16.01.2017 12:39
von Kerstin Zeller

Agiles Projektmanagement anno 1807

In seinem 1807 erschienenen Werk „Phänomenologie des Geistes“ beschäftigte sich der deutsche Philosoph Hegel mit „Dialektik von Herrschaft und Knechtschaft“. Sehr vereinfacht lässt sich daraus der folgende Satz herleiten:

"Der Herr ist nur dadurch Herr, weil er sich als Herr sieht und weil es gleichzeitig Knechten gibt, die ihn als Herr anerkennen."

Ohne dieses gegenseitige Verständnis gäbe es keine Herren und keine Knechte. Die Basis des modernen Arbeitsrechts strebt nach der Emanzipation des Knechts.

Die Voraussetzung

Das Agile Projektmanagement setzt genau an dieser Stelle an. Es strebt nach dem höchsten Reifegrad des selbstorganisierenden Projektteams. Oft wird postuliert, dass das Agile Projektmanagement mit einem Change verbunden sei. Das ist so nicht korrekt - das Agile Projektmanagement IST der Change.

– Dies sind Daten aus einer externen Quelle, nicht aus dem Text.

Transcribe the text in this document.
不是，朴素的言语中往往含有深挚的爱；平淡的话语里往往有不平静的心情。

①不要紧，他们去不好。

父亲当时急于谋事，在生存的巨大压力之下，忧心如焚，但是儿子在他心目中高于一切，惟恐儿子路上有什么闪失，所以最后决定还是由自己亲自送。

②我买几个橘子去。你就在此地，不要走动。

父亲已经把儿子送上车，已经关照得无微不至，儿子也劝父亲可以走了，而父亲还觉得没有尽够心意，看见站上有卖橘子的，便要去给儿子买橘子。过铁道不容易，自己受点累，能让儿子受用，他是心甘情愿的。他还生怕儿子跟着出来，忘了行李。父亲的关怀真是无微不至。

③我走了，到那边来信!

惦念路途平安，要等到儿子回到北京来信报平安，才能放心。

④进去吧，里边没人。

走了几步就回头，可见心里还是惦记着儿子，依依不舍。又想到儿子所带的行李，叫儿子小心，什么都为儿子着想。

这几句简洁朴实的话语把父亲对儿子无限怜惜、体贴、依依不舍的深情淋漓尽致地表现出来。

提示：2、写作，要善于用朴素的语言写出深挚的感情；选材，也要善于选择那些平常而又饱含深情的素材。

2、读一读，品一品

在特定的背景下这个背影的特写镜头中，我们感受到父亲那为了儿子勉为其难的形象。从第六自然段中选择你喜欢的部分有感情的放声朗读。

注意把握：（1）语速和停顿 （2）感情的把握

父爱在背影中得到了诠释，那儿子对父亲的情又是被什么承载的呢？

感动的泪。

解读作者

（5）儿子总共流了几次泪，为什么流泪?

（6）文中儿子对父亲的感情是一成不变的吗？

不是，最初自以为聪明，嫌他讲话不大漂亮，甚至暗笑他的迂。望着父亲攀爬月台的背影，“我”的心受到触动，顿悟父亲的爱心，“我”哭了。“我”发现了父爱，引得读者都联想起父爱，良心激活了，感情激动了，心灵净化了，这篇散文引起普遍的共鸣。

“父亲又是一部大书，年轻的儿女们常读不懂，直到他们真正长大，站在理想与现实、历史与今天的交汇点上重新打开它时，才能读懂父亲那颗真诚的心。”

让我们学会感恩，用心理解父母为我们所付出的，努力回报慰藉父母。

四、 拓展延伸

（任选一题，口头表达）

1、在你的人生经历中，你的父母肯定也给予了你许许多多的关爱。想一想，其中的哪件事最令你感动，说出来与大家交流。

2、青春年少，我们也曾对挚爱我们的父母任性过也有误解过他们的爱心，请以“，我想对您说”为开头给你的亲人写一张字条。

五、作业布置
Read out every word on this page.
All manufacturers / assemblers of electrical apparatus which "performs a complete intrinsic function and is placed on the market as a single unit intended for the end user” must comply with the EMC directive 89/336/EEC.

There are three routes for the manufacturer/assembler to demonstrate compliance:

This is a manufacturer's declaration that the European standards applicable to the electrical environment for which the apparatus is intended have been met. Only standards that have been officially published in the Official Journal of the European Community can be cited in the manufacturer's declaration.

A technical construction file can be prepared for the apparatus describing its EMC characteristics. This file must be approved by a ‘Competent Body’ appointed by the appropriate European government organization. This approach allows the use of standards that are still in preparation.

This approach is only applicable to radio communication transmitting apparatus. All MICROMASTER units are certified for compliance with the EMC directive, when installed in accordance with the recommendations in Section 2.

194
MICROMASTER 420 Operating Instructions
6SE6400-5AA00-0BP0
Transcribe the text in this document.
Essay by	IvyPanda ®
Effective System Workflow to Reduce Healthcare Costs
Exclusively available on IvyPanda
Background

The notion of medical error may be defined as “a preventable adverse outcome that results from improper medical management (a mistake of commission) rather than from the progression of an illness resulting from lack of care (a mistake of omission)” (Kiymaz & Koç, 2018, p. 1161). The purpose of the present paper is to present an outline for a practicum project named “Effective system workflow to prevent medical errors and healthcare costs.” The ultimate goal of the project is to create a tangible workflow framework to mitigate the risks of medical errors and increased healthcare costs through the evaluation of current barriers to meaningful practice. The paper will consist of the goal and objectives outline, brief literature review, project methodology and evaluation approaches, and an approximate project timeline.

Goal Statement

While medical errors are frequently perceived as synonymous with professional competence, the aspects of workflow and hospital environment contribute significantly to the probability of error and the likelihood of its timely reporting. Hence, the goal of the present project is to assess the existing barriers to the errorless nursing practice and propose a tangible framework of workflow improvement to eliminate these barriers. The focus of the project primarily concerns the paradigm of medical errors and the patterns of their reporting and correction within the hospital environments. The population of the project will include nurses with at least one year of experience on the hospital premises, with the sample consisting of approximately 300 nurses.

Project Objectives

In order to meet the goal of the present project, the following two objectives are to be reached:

Deshalb dürfen erst folgende Grundbedingungen für die Selbstorganisation erfüllt sein, ehe an Agiles Projektmanagement zu denken ist:

  • Vertrauen: Nicht nur zwischen den Teammitgliedern, sondern auch zu den „Führungskräften“ und, ganz wichtig, auch das Vertrauen zwischen dem Team und dem Auftraggeber
  • Kommunikation & Interaktion: offen, verbindlich und wertschätzend
  • Mut: Für eine grundlegende Veränderung in der Methodik und in der Art, wie Menschen zusammenarbeiten, gehört Mut dazu. Sowohl der Auftraggeber als auch der Auftragnehmer müssen bereit sein, einen vollständigen Paradigmenwechsel zuzulassen.
  • Störungsfreies Arbeitsumfeld: Die Knechte müssen sich auf das konzentrieren, wofür sie bezahlt werden und wo sie ihre Kompetenzen einsetzen können. Dafür muss es Herren geben, die sich um sonstige Störfaktoren kümmern und den Knechten die besten Arbeitsbedingungen ermöglichen.
  • Verbindlichkeit: Lange Sitzungen und entsprechende Protokolle (mit TO DOs und Aufgabenzuordnungen zu Personen) sind nicht alleine zielführend. Einzig und allein eine verbindliche Zusage führt dazu, dass eine Umsetzung erfolgt.

Die Hürde

Leider wird die Ideologie des Agilen Projektmanagements von vielen Unternehmens- und Projektentscheidern oft missverstanden. Das Agile Projektmanagement ist kein Allheilmittel gegen nicht funktionierende Organisationen oder Projekte. Würden wir alle die Standards des klassischen Projektmanagements korrekt verstehen und einsetzen, bräuchten wir kein Agiles Projektmanagement. Natürlich unterscheiden sich die Vorgehensmodelle. Das klassische PM wird oft nur mit dem Wasserfall gleichgesetzt und das Agile mit dem iterativen bzw. dem agilen Vorgehensmodell.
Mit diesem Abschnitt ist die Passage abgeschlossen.